Northern Mexico health authorities on Friday reported four deaths linked to the freezing weather hitting the nation ahead of a weekend that the state-run National Meteorology Service (SMN) said could be the coldest in more than a century.
Three babies have died of hypothermia since the start of the year and a man of 65 died of carbon monoxide poisoning from a heater that was not switched off properly.
The nation's Health Ministry reported earlier this week that nine people died during the last quarter of 2009 of hypothermia and gas poisoning, during a period when Mexico's weather was less icy than at present.
Mountainous states Durango, Hidalgo, Zacatecas and San Luis Potosi ordered schools closed on Friday in order to protect children from hypothermia and possible respiratory infections.

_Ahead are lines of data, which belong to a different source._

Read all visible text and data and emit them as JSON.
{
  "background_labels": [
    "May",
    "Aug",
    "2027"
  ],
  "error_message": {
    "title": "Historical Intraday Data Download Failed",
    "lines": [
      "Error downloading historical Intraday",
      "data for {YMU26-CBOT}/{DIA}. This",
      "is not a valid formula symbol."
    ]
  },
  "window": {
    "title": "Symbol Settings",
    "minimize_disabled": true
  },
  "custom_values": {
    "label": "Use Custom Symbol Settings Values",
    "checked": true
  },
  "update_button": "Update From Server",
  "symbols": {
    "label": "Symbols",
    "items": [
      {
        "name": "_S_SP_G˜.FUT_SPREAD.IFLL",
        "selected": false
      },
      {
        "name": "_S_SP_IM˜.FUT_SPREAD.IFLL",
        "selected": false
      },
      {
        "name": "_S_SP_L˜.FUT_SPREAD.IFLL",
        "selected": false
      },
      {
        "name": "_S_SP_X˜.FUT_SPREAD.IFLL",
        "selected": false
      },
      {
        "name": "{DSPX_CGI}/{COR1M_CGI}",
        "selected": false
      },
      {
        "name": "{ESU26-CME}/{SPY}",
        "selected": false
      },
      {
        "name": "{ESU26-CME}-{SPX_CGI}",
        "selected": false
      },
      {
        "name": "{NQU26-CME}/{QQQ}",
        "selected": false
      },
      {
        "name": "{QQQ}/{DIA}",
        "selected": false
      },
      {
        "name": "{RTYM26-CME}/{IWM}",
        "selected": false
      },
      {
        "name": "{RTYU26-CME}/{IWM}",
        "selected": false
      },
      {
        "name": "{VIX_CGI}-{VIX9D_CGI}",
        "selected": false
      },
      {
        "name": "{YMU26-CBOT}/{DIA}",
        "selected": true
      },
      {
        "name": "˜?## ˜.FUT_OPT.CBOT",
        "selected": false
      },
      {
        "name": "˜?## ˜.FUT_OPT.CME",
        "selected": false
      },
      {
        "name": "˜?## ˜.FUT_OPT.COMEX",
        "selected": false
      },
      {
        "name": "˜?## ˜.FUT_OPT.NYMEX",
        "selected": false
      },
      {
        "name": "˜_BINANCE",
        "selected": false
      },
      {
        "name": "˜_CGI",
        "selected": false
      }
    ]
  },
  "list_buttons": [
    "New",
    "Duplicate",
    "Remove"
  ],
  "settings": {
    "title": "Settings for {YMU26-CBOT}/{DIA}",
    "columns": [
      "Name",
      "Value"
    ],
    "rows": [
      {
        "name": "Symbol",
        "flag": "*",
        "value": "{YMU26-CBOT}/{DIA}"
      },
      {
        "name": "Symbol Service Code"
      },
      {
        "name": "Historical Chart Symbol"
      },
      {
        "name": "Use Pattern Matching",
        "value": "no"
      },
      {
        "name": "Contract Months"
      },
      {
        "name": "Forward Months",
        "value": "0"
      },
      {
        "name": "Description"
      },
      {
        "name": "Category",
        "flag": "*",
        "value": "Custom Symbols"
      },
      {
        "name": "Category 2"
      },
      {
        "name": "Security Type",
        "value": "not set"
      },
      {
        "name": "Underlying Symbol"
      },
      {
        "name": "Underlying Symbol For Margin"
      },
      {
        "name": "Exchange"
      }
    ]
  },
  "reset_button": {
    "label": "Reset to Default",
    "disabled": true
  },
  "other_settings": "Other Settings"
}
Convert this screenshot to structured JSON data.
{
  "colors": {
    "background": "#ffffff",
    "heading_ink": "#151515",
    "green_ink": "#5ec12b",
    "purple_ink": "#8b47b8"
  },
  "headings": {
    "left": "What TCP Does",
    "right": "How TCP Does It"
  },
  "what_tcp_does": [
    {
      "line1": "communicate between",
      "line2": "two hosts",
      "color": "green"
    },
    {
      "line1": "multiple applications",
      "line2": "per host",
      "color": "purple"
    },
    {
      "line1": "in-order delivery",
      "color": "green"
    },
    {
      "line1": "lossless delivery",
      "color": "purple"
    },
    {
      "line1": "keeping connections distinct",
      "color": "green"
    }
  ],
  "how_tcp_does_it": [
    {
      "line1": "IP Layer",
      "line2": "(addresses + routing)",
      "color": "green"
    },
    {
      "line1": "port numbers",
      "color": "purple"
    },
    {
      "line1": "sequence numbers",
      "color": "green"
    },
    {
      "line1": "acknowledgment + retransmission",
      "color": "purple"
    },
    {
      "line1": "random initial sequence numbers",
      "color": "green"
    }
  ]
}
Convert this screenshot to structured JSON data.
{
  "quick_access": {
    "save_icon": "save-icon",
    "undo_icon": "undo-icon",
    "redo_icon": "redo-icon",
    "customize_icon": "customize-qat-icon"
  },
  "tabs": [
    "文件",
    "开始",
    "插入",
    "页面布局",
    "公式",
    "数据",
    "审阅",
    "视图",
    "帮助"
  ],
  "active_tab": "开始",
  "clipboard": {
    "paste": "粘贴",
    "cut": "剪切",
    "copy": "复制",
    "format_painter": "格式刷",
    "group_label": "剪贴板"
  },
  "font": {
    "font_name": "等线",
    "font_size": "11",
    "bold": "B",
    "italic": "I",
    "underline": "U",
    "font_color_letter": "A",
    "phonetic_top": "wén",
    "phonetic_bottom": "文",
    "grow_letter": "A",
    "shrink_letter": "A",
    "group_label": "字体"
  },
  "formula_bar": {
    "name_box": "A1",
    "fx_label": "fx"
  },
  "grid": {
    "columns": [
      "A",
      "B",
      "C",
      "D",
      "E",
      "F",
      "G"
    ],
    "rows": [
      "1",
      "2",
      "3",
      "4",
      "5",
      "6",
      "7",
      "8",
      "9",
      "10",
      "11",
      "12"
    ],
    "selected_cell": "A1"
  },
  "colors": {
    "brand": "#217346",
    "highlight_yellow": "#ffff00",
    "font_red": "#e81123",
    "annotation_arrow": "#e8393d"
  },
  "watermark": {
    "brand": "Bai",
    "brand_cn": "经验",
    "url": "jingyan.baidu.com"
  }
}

According to the SMN, the lowest temperatures were caused by the polar air of cold front number 22 which crossed into Mexico from the United
States, the nation's northern neighbor, late on Thursday.
SMN forecasters told local media that such temperatures, which hit -11 degrees Celsius in some northern states this week, were the lowest since
1886.
Southern Mexican states and the Gulf of Mexico are also experiencing strong winds known as nortes that bring disruption and cold to these traditionally warmer areas.
Speaking to broadcasters on Thursday, Mexican Health Minister Jose Angel Cordova urged regional governments to move school timetable an hour
later so that children would arrive when facilities are warmer.